Dombret: no new post-Brexit banking crisis

According to Bundesbank Executive Board member Andreas Dombret, the UK vote to leave the EU is not likely to cause any major turbulence in the financial sector. At a discussion hosted by the Center for Financial Studies in Frankfurt am Main, he said that, "I do not see Brexit triggering a new banking crisis".

With the pound sterling and UK bank stocks and real estate funds having come under at times intense pressure following the referendum, Dombret believed that further movements in prices or shifts of funds from one asset class to another were possible. "A panic reaction to Brexit is rather unlikely at present," he noted.

Dombret emphasised that most banks had taken the possibility of Brexit sufficiently seriously and therefore made careful preparations. He added that the Bank of England had also taken a professional approach before and after the referendum. It, as well as the European Central Bank and other central banks, stood ready to supply liquidity where necessary. Dombret said that all these measures had helped to ward off stronger financial market reactions.

Do not soften liability rules for banks

Since the referendum, share price valuations of many financial institutions have still remained significantly lower than share prices of non-financial sectors – not just in the UK but also in the rest of the euro area. Dombret saw this as a "sign that other, more deeply rooted structural problems prevail in the European banking sector".

In this context, the Bundesbank Executive Board member stressed the significance of the "bail-in" mechanism, by means of which, in the event of bank distress, the bank’s investors are first in line to assume liability. He added that the persistent state of uncertainty on the financial markets must not be used as a pretext for softening the existing bail-in rules for banks. "If we allow states to provide discretionary aid to their banks, this impedes a core element of the bail-in regime, namely its credibility," Dombret said. This would rob the markets of their disciplinary function.

Dombret noted that the logical and necessary consequence would be for supervisors to raise capital requirements for banks so as to compensate for the lack of market discipline. Also speaking at this event, Ignazio Angeloni, one of the members of the ECB’s Supervisory Board and responsible for banking supervision, emphasised that the EU banking union’s rules should not be rescinded or abandoned despite the current state of Italy’s banking system. According to the liability rules within the framework of the European banking union, in force since the beginning of the year, banks’ shareholders and creditors are the first in line to cover the costs of rescuing a bank, followed only then by central government – and ultimately the taxpayer.

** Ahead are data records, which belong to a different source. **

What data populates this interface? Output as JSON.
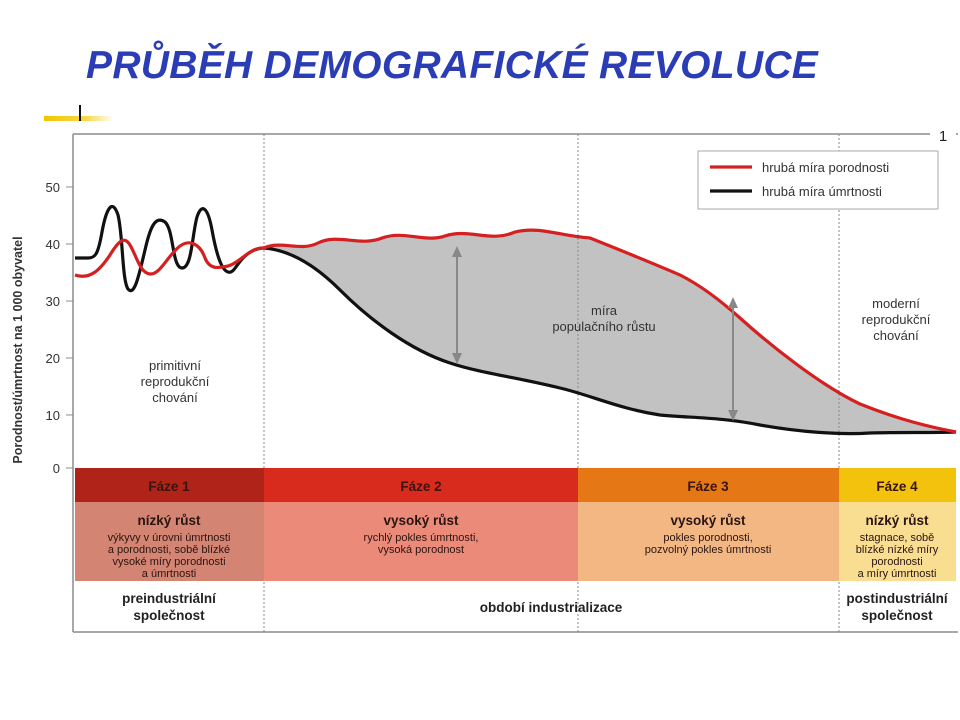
{
  "slide": {
    "title": "PRŮBĚH DEMOGRAFICKÉ REVOLUCE",
    "page_number": "1"
  },
  "colors": {
    "title": "#2b3db5",
    "accent": "#f2c500",
    "birth_line": "#d42020",
    "death_line": "#111111",
    "growth_fill": "#c2c2c2"
  },
  "axis": {
    "label": "Porodnost/úmrtnost na 1 000 obyvatel",
    "ticks": [
      "50",
      "40",
      "30",
      "20",
      "10",
      "0"
    ]
  },
  "legend": {
    "birth": "hrubá míra porodnosti",
    "death": "hrubá míra úmrtnosti"
  },
  "annotations": {
    "primitive": [
      "primitivní",
      "reprodukční",
      "chování"
    ],
    "growth": [
      "míra",
      "populačního růstu"
    ],
    "modern": [
      "moderní",
      "reprodukční",
      "chování"
    ]
  },
  "phases": [
    {
      "name": "Fáze 1",
      "title": "nízký růst",
      "desc": [
        "výkyvy v úrovni úmrtnosti",
        "a porodnosti, sobě blízké",
        "vysoké míry porodnosti",
        "a úmrtnosti"
      ],
      "color": "#b02318",
      "light": "#d48472"
    },
    {
      "name": "Fáze 2",
      "title": "vysoký růst",
      "desc": [
        "rychlý pokles úmrtnosti,",
        "vysoká porodnost"
      ],
      "color": "#d92a1e",
      "light": "#eb8a78"
    },
    {
      "name": "Fáze 3",
      "title": "vysoký růst",
      "desc": [
        "pokles porodnosti,",
        "pozvolný pokles úmrtnosti"
      ],
      "color": "#e57714",
      "light": "#f3b784"
    },
    {
      "name": "Fáze 4",
      "title": "nízký růst",
      "desc": [
        "stagnace, sobě",
        "blízké nízké míry",
        "porodnosti",
        "a míry úmrtnosti"
      ],
      "color": "#f3c20d",
      "light": "#f9dd91"
    }
  ],
  "eras": [
    "preindustriální společnost",
    "období industrializace",
    "postindustriální společnost"
  ]
}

Resolve uncertainty quickly

Dombret came out in favour of beginning the Brexit negotiation process swiftly. "For banks, as for the economy as a whole, any uncertainty should be kept to the very minimum," he noted. In his opinion, though, it was indisputably the United Kingdom that would largely have to bear the consequences of the referendum. Dombret pointed out that the Bank of England had already revised downwards its growth forecast for the United Kingdom as a result of the uncertainty.